The World Skills competition was an incredible experience for Ryan Folk, one that he expects will serve him well in his career.
Folk, who is originally from Stoughton, represented Canada in the electrical installations category at World Skills in Kazan, Russia, from Aug. 22-27.
While he didn’t medal at the global event, he still put forward an excellent showing that demonstrated his abilities while going against some of the best young people in the world in his field.
The week in Russia began with a chance to unwind, recover from the jetlag and sightsee around Kazan. World Skills planned some excursions and tours around the city.
Opening ceremonies were held Aug. 22, and then the competition ran from Aug. 23-26. Medals were handed out at the closing ceremonies Aug. 27.
In the electrical installations division, the competitors were assigned a project they had to complete. It was a general install with different electrical components with raceways, cabinets and wiring methods.
“Mixed in, most of it was automated with a home automation system, and there was also some motor control and a smart relay control,” said Folk.
He admits it’s hard to explain the project to someone who isn’t from an electrician’s background, but it was fairly intricate, which is to be expected at the world championship level.
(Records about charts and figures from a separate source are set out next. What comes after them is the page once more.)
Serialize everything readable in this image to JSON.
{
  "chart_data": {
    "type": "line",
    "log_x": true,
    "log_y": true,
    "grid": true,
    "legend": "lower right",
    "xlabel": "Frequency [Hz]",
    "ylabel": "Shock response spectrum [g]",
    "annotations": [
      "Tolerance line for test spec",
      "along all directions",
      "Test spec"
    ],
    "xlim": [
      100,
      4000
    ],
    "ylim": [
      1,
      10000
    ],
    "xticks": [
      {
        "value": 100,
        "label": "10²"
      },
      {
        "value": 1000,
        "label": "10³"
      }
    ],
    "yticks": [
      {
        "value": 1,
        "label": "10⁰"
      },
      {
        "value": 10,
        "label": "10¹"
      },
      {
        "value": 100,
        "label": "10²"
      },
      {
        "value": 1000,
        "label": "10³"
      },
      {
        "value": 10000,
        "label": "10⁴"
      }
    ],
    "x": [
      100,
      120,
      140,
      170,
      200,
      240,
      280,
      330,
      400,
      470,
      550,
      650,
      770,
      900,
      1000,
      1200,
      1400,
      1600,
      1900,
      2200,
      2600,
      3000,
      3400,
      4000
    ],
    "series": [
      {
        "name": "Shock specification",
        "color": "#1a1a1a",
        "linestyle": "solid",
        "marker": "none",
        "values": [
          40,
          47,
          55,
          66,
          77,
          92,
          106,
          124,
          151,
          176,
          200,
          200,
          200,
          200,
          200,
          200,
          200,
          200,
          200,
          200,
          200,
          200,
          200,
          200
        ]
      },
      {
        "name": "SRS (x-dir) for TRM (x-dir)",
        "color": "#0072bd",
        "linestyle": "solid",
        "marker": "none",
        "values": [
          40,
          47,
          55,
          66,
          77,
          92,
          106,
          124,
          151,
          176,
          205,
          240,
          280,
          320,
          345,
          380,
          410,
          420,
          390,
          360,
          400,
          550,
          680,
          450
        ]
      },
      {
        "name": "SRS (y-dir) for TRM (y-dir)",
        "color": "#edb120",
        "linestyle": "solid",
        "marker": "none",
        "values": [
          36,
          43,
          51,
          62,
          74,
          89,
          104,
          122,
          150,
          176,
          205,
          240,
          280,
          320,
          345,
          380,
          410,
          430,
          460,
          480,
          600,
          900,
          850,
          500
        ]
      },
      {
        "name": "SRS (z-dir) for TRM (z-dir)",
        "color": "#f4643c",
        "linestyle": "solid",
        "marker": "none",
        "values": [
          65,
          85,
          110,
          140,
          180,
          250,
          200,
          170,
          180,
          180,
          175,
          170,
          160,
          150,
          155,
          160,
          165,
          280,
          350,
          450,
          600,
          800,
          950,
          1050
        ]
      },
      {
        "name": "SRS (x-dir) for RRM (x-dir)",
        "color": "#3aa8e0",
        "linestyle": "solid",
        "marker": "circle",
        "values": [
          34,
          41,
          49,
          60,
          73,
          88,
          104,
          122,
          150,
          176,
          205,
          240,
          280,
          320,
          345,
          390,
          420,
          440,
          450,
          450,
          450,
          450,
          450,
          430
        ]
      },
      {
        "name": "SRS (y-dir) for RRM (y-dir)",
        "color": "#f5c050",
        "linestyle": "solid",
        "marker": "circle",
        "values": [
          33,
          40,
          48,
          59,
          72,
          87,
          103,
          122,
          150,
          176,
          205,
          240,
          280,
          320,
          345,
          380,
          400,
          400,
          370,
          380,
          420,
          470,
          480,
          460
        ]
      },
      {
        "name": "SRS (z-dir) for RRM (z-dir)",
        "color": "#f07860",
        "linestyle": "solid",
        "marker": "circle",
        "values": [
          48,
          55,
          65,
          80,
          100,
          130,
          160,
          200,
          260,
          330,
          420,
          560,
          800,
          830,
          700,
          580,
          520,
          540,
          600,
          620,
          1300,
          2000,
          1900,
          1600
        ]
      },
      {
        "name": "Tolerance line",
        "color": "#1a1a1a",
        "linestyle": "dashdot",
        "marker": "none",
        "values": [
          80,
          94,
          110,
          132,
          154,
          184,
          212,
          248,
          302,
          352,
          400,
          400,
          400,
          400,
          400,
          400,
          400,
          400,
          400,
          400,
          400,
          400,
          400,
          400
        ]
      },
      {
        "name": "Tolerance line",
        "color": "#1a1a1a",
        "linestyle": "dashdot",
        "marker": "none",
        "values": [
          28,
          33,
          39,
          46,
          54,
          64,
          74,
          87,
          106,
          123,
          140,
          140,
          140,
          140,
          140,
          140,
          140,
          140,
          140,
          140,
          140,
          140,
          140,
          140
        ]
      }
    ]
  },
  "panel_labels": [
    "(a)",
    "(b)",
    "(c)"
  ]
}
“It was a fairly difficult project to complete in the time that they gave us,” said Folk.
The project he had to complete was more difficult than the one from Skills Canada nationals in May.
“There’s no home automation at our nationals, and just learning that is a challenge in itself. And then just with the different type of materials and all that kind of stuff that they want us to use, it’s way harder,” said Folk.
At one point, he said it was somewhat similar to the Olympics, because the best were there representing their countries.
He hasn’t received much feedback from the judges yet to let him know what he did well and where he could use improvement. There were some issues with his equipment the final day, and a couple of the experts from other countries noticed that.